After my session ended, I visited the conference bookstore to sign copies of Change with Confidence. As I was chatting with a bookstore employee, I realized I had done the same thing one year ago almost to the day.
I am a fan of measuring year-over-year results, both professionally and personally. Finances, running statistics and adherence to guidelines get year end reviews.
What I hadn’t reviewed this year was the progress of my book. I reread a blog post I had written after the last conference for clues about what I was measuring. This was little help since my focus was on how I got to the conference in a three-day snow storm in New Jersey.
I do remember that the number of sales was very important to me. As a first time author, it was a tangible measure of acceptance, or the importance of my book. I checked often.
Also important were the number of reviews, interviews and the number of articles I got published. More concrete measures of approval.

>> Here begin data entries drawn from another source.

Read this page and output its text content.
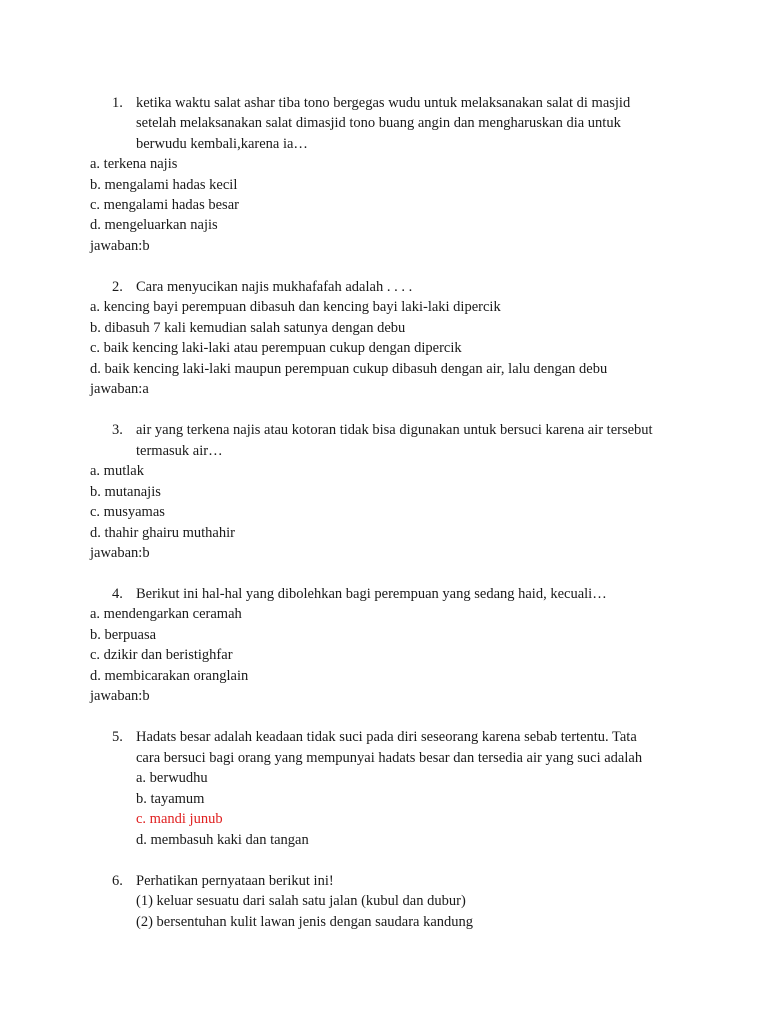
1. ketika waktu salat ashar tiba tono bergegas wudu untuk melaksanakan salat di masjid
setelah melaksanakan salat dimasjid tono buang angin dan mengharuskan dia untuk
berwudu kembali,karena ia…
a. terkena najis
b. mengalami hadas kecil
c. mengalami hadas besar
d. mengeluarkan najis
jawaban:b
2. Cara menyucikan najis mukhafafah adalah . . . .
a. kencing bayi perempuan dibasuh dan kencing bayi laki-laki dipercik
b. dibasuh 7 kali kemudian salah satunya dengan debu
c. baik kencing laki-laki atau perempuan cukup dengan dipercik
d. baik kencing laki-laki maupun perempuan cukup dibasuh dengan air, lalu dengan debu
jawaban:a
3. air yang terkena najis atau kotoran tidak bisa digunakan untuk bersuci karena air tersebut
termasuk air…
a. mutlak
b. mutanajis
c. musyamas
d. thahir ghairu muthahir
jawaban:b
4. Berikut ini hal-hal yang dibolehkan bagi perempuan yang sedang haid, kecuali…
a. mendengarkan ceramah
b. berpuasa
c. dzikir dan beristighfar
d. membicarakan oranglain
jawaban:b
5. Hadats besar adalah keadaan tidak suci pada diri seseorang karena sebab tertentu. Tata
cara bersuci bagi orang yang mempunyai hadats besar dan tersedia air yang suci adalah
a. berwudhu
b. tayamum
c. mandi junub
d. membasuh kaki dan tangan
6. Perhatikan pernyataan berikut ini!
(1) keluar sesuatu dari salah satu jalan (kubul dan dubur)
(2) bersentuhan kulit lawan jenis dengan saudara kandung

As the year progressed my focus changed. The biggest accolade was a reader who emailed me to say how much my book had helped him. “Just what he was looking for,” was what he wrote. Also, a few professors had added it to their reading lists and a company believed in it enough to create an online course on the content, which meant a lot to me.
My focus had changed from acceptance to influence.
I hadn’t realized that my change in focus has affected my promotional efforts. It had become part of my decision making criteria for speaking engagements and the businesses and institutions I approach.
I feel good about my progress and the types of results I will make this year.